Don’t discount this starchy vegetable even though it’s probably the food (think French fries) that immediately comes to mind when you think “carbohydrate.” There’s a cool technique for negating the carbohydrate impact on your blood sugar, so you can eat it without worrying about being hungry in an hour: Chill before you eat. Cooling white potatoes after cooking turns them into a “resistant starch,” meaning it resists digestion and does not spike blood sugar. Because their starch is not digested in the small intestine, your gut bacteria process it. That will balance your blood sugar level and support healthy gut flora, both of which promote weight loss.
For variety, put the white potato’s yellowish orange cousin the sweet potato on your menu. Sweet potatoes are full of the antioxidant beta carotene, which our body converts to vitamin A.
“Just one serving has all the beta carotene we need in a day,” says Chaffin. “Both sweet potatoes and russet potatoes are good sources of vitamin C, potassium, and fiber.”
A cup of chickpeas contains about 12 grams of dietary fiber and about 45 grams of carbohydrates, which makes this super high-carb legume just fine for those watching their carbs and weight.
“Legumes like chickpeas and lentils and all types of beans are high-carb food, but preferred carbohydrates because they contain essential vitamins, minerals,” says Dr. Escobar.
Another high-carb food that you might be surprised to learn won’t make you fat is bananas. First, bananas are high in blood pressure-lowering potassium, so a banana a day is a fine way to protect your heart. But if you’re concerned about a banana’s high sugar content, then eat a green banana. Unripe bananas have less sugar and, like cold potatoes, more resistant starch, which improves the ratio of healthy bacteria to unhealthy microbes in the gut.
When you feel you need a starch like rice as a side dish, swap in a serving of quinoa.
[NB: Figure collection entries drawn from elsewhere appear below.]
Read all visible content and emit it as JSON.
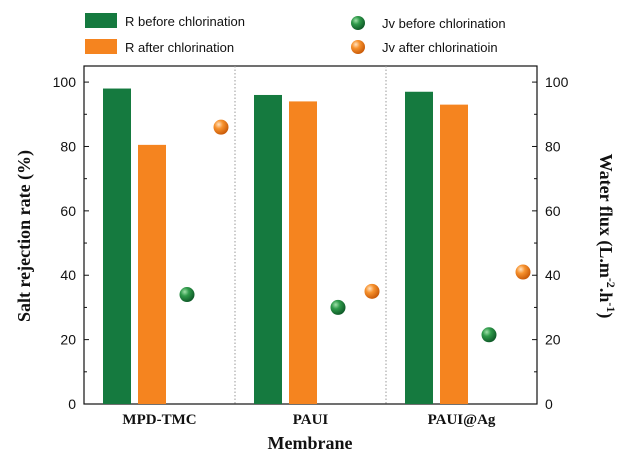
{
  "chart_data": {
    "type": "bar",
    "categories": [
      "MPD-TMC",
      "PAUI",
      "PAUI@Ag"
    ],
    "xlabel": "Membrane",
    "ylabel_left": "Salt rejection rate (%)",
    "ylabel_right": "Water flux (L.m-2.h-1)",
    "ylim_left": [
      0,
      105
    ],
    "ylim_right": [
      0,
      105
    ],
    "yticks_left": [
      "0",
      "20",
      "40",
      "60",
      "80",
      "100"
    ],
    "yticks_right": [
      "0",
      "20",
      "40",
      "60",
      "80",
      "100"
    ],
    "bar_series": [
      {
        "name": "R before chlorination",
        "color": "#157a3f",
        "values": [
          98,
          96,
          97
        ]
      },
      {
        "name": "R after chlorination",
        "color": "#f5841f",
        "values": [
          80.5,
          94,
          93
        ]
      }
    ],
    "scatter_series": [
      {
        "name": "Jv before chlorination",
        "color": "#1f8a3c",
        "values": [
          34,
          30,
          21.5
        ]
      },
      {
        "name": "Jv after chlorinatioin",
        "color": "#f08223",
        "values": [
          86,
          35,
          41
        ]
      }
    ],
    "legend_position": "top"
  }
}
This whole grain has a lot going for it: It’s a good source of fiber and protein, both of which will keep your hunger satisfied and slow the absorption of its carbohydrates (sugars) into your bloodstream.
“Refined grains like white rice and other processed grains increase your chances of weight gain and disease,” says Amy Goodson, MS, RD, author of The Sports Nutrition Playbook and member of our Medical Expert Board.
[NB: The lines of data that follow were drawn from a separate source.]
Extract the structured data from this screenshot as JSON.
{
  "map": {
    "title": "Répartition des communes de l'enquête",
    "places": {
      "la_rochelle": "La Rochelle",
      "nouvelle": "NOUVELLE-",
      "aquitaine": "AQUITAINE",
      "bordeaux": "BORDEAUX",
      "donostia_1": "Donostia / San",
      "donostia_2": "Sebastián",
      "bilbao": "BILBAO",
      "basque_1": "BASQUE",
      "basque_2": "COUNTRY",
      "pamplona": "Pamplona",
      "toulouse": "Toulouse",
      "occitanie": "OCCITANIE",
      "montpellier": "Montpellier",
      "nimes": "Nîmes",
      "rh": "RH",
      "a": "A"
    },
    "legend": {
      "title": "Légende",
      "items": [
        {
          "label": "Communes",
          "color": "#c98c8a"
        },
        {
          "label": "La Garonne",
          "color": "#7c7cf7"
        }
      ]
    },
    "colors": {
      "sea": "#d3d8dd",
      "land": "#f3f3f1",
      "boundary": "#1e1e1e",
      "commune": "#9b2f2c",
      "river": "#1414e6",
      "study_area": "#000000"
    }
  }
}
By contrast, a fiber-rich whole grain like quinoa takes longer to digest, so it tends to keep us from eating as much to feel full. And that digestion process boosts calorie burn. In one study in The American Journal of Clinical Nutrition, researchers found that subjects who ate whole grain foods for six months burned an extra 100 calories per day due to their increased resting metabolic rate.
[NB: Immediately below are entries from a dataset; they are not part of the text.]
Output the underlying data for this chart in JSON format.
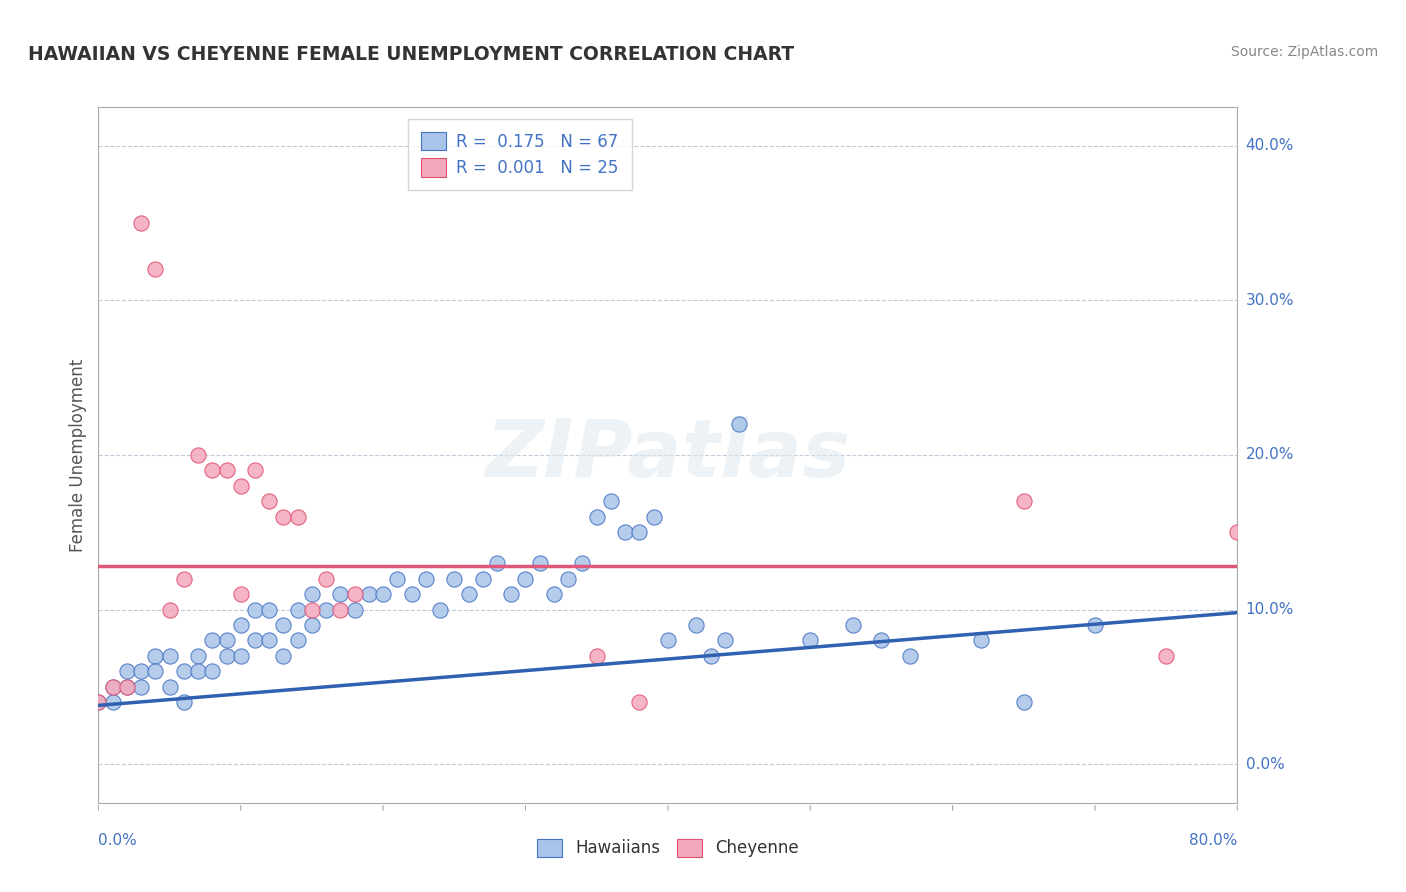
{
  "title": "HAWAIIAN VS CHEYENNE FEMALE UNEMPLOYMENT CORRELATION CHART",
  "source": "Source: ZipAtlas.com",
  "ylabel": "Female Unemployment",
  "ytick_vals": [
    0.0,
    0.1,
    0.2,
    0.3,
    0.4
  ],
  "ytick_labels": [
    "0.0%",
    "10.0%",
    "20.0%",
    "30.0%",
    "40.0%"
  ],
  "xtick_labels_left": "0.0%",
  "xtick_labels_right": "80.0%",
  "xrange": [
    0.0,
    0.8
  ],
  "yrange": [
    -0.025,
    0.425
  ],
  "hawaiian_fill": "#a8c4e8",
  "hawaiian_edge": "#4472c4",
  "cheyenne_fill": "#f4a8be",
  "cheyenne_edge": "#e05070",
  "hawaiian_trend_color": "#3060b0",
  "cheyenne_trend_color": "#e05878",
  "legend_text_color": "#4472c4",
  "grid_color": "#b8c8d8",
  "background": "#ffffff",
  "watermark": "ZIPatlas",
  "hawaiian_R": "0.175",
  "hawaiian_N": "67",
  "cheyenne_R": "0.001",
  "cheyenne_N": "25",
  "hawaiian_trend_y0": 0.038,
  "hawaiian_trend_y1": 0.098,
  "cheyenne_trend_y": 0.128,
  "hawaiian_x": [
    0.0,
    0.01,
    0.01,
    0.02,
    0.02,
    0.03,
    0.03,
    0.04,
    0.04,
    0.05,
    0.05,
    0.06,
    0.06,
    0.07,
    0.07,
    0.08,
    0.08,
    0.09,
    0.09,
    0.1,
    0.1,
    0.11,
    0.11,
    0.12,
    0.12,
    0.13,
    0.13,
    0.14,
    0.14,
    0.15,
    0.15,
    0.16,
    0.17,
    0.18,
    0.19,
    0.2,
    0.21,
    0.22,
    0.23,
    0.24,
    0.25,
    0.26,
    0.27,
    0.28,
    0.29,
    0.3,
    0.31,
    0.32,
    0.33,
    0.34,
    0.35,
    0.36,
    0.37,
    0.38,
    0.39,
    0.4,
    0.42,
    0.43,
    0.44,
    0.45,
    0.5,
    0.53,
    0.55,
    0.57,
    0.62,
    0.65,
    0.7
  ],
  "hawaiian_y": [
    0.04,
    0.05,
    0.04,
    0.06,
    0.05,
    0.06,
    0.05,
    0.07,
    0.06,
    0.07,
    0.05,
    0.06,
    0.04,
    0.07,
    0.06,
    0.08,
    0.06,
    0.08,
    0.07,
    0.09,
    0.07,
    0.1,
    0.08,
    0.1,
    0.08,
    0.09,
    0.07,
    0.1,
    0.08,
    0.11,
    0.09,
    0.1,
    0.11,
    0.1,
    0.11,
    0.11,
    0.12,
    0.11,
    0.12,
    0.1,
    0.12,
    0.11,
    0.12,
    0.13,
    0.11,
    0.12,
    0.13,
    0.11,
    0.12,
    0.13,
    0.16,
    0.17,
    0.15,
    0.15,
    0.16,
    0.08,
    0.09,
    0.07,
    0.08,
    0.22,
    0.08,
    0.09,
    0.08,
    0.07,
    0.08,
    0.04,
    0.09
  ],
  "cheyenne_x": [
    0.0,
    0.01,
    0.02,
    0.03,
    0.04,
    0.05,
    0.06,
    0.07,
    0.08,
    0.09,
    0.1,
    0.1,
    0.11,
    0.12,
    0.13,
    0.14,
    0.15,
    0.16,
    0.17,
    0.18,
    0.35,
    0.38,
    0.65,
    0.75,
    0.8
  ],
  "cheyenne_y": [
    0.04,
    0.05,
    0.05,
    0.35,
    0.32,
    0.1,
    0.12,
    0.2,
    0.19,
    0.19,
    0.18,
    0.11,
    0.19,
    0.17,
    0.16,
    0.16,
    0.1,
    0.12,
    0.1,
    0.11,
    0.07,
    0.04,
    0.17,
    0.07,
    0.15
  ]
}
Eating a variety of fruits, though high in carbs, will deliver health benefits that overshadow the calories and sugars you’re getting from these whole foods, say dietitians.
“When you mix up the colors, textures, and types of fruit, you are essentially getting a wide mix of vitamins, minerals, and phytochemical, which gives produce its variety of colors,” says Chaffin.
Make sure blueberries, raspberries and blackberries are in that mix. “Berries are a good choice to eat regularly,” she adds. “They all contain great quantities of fiber and are some of the most nutrient-dense carbohydrates you can eat, with high levels of antioxidants, vitamins, and minerals.”